# I sawed up my old hunting buddy



## Tennessee Tim (Dec 15, 2010)

As many remember my old hunting buddy http://www.woodworkingtalk.com/f26/my-old-hunting-buddy-46421/
and I sawed her up today.

This is how we saw wild pieces!!!!

















Sawing the straight section

















Enjoy!!!


----------



## Da Aardvark (Oct 11, 2012)

It's Got GNARL !


----------



## Tennessee Tim (Dec 15, 2010)

Noooooooo....THIS is gnarly!!


----------



## Da Aardvark (Oct 11, 2012)

Yup GNARL-Y
That top set would make another headboard.
How long are the pieces, what is the ~m.c..


----------



## Tennessee Tim (Dec 15, 2010)

Minimum 47" length in one log crotch and 70"+ on the other crotch.
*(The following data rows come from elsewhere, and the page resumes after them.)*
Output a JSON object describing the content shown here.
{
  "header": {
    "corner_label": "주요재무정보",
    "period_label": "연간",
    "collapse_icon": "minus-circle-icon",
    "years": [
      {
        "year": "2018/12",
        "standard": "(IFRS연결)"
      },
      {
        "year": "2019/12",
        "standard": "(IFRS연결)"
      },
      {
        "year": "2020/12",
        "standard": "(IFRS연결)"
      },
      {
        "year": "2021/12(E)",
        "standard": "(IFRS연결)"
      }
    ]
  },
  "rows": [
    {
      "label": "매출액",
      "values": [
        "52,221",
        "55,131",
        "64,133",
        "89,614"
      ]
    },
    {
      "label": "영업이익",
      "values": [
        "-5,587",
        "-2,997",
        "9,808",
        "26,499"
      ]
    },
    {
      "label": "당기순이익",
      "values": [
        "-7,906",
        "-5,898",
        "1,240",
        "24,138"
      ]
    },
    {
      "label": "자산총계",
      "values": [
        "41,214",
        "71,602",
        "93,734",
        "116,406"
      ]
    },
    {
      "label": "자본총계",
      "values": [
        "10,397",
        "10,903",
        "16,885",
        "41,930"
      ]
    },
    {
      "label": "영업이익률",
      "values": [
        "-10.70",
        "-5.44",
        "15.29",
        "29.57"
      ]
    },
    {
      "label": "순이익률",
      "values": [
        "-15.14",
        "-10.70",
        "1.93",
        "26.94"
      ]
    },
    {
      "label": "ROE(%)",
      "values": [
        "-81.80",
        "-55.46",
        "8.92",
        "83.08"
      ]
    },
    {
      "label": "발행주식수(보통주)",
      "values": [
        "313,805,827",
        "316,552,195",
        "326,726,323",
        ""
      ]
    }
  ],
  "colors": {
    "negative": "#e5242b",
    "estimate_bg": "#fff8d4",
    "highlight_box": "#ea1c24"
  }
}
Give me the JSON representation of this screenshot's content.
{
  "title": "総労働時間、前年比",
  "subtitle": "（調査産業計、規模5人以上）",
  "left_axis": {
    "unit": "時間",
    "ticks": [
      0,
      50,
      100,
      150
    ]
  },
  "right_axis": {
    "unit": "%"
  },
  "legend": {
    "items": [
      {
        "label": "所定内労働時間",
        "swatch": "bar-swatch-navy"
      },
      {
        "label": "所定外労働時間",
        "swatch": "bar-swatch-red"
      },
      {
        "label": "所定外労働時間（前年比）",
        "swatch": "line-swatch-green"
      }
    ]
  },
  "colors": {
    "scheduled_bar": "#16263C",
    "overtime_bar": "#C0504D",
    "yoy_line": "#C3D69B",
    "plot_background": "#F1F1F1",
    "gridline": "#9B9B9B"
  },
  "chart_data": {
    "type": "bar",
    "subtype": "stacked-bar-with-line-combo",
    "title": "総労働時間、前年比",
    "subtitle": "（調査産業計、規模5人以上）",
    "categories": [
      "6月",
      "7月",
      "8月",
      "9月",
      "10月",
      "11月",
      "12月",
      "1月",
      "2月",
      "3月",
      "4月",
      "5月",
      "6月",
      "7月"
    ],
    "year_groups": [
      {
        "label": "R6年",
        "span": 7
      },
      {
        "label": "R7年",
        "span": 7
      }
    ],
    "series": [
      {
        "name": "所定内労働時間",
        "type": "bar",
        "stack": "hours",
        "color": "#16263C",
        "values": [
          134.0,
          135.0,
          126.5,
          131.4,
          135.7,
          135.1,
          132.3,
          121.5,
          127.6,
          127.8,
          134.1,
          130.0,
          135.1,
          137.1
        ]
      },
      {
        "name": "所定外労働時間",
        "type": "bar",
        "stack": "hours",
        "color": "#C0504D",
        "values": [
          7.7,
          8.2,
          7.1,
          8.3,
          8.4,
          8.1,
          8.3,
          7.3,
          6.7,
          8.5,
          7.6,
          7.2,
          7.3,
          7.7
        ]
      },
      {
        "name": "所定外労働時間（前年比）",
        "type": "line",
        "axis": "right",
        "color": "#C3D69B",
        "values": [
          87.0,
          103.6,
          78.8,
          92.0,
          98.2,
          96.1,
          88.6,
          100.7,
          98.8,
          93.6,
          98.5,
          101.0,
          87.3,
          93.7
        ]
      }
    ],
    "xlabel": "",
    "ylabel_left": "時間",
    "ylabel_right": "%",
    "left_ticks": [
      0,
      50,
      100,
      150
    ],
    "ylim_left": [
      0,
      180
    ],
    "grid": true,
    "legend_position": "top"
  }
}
MC I'd guess at 25% or less....dry internally when I cut.


----------



## Tennessee Tim (Dec 15, 2010)

Aard, after reviewing pics, those 2 pieces are: 9" end, 20" mid, 28" crotch end and 78" long each @ 8/4 thick.

I've learned to incorporate the log/fletch min/max sizes into my file name.....saves alot of researching notes!!!! The Lord is good if you ask for the wisdom!!!


----------